Tropical Agriculture Platform.

Viale delle Terme di Caracalla 00153 Rome

Promoting agricultural innovation in the tropics

To feed a growing population and meet the challenge of climate change, agricultural production must intensify in a sustainable way, and innovation is key to make that happen. A sustainable intensification of agriculture is particularly needed in the tropics, where FAO is involved in the Tropical Agriculture Platform (TAP).

Initiated by the G20 and generously supported by the European Union, TAP focuses on the development of national capacities for agricultural innovation in the tropics, where most of the developing countries are located and the capacity gap is especially wide. By helping to bridge the capacity gap, TAP aims to pave the way for agricultural innovations that meet the demands of its principal users - small farmers, small and medium-sized agribusinesses and consumers. 

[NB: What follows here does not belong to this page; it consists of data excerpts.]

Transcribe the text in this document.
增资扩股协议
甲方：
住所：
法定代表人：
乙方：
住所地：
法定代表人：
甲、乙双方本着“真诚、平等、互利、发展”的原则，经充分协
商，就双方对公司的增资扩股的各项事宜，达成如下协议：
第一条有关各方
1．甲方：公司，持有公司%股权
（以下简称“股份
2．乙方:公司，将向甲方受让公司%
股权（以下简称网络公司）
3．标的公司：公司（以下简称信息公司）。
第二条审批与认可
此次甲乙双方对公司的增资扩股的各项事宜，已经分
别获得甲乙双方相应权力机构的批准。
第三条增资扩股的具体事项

To achieve these goals, TAP has embraced the so-called Agricultural Innovation Systems (AIS) perspective, acting as a multilateral dynamic facilitation mechanism that enables better coherence and greater impact of Capacity Development (CD) interventions in AIS. 

G20 establishes TAP

TAP was launched at the first G20-led Meeting of Agriculture Chief Scientists (MACS) in September 2012, Mexico, and FAO was requested to lead its development. The G8 leadership also endorsed the development of TAP. 

TAP has formed a coalition of more than 40 partners, including national agricultural research, education and extension institutions as well as civil society actors, farmers’ organizations and key regional and international fora, networks and agencies.

To consolidate the different existing approaches to agricultural innovation, TAP Partners have approved the TAP Action Plan, which included in 2015 the development of a Common Framework on CD for AIS. In January 2016, following a thorough and highly participatory development process, the TAP Partners have approved the Common Framework for its use by TAP partners and others. 

Concepts and principles of the TAP Common Framework are being tested in eight countries in Africa (Angola, Burkina Faso, Ethiopia, Rwanda), Asia (Bangladesh, Laos) and Central America (Guatemala, Honduras), as part of an initiative called CDAIS, or Capacity Development for Agricultural Innovation Systems. 

The implementation of the TAP Action Plan and the work in eight countries are made possible thanks to the financial contribution of the European Union to the CDAIS project, to FAO through its staff involvement, to the German government through an Associate Professional Officer and to TAP Partners engaged in the Steering Committee and working groups.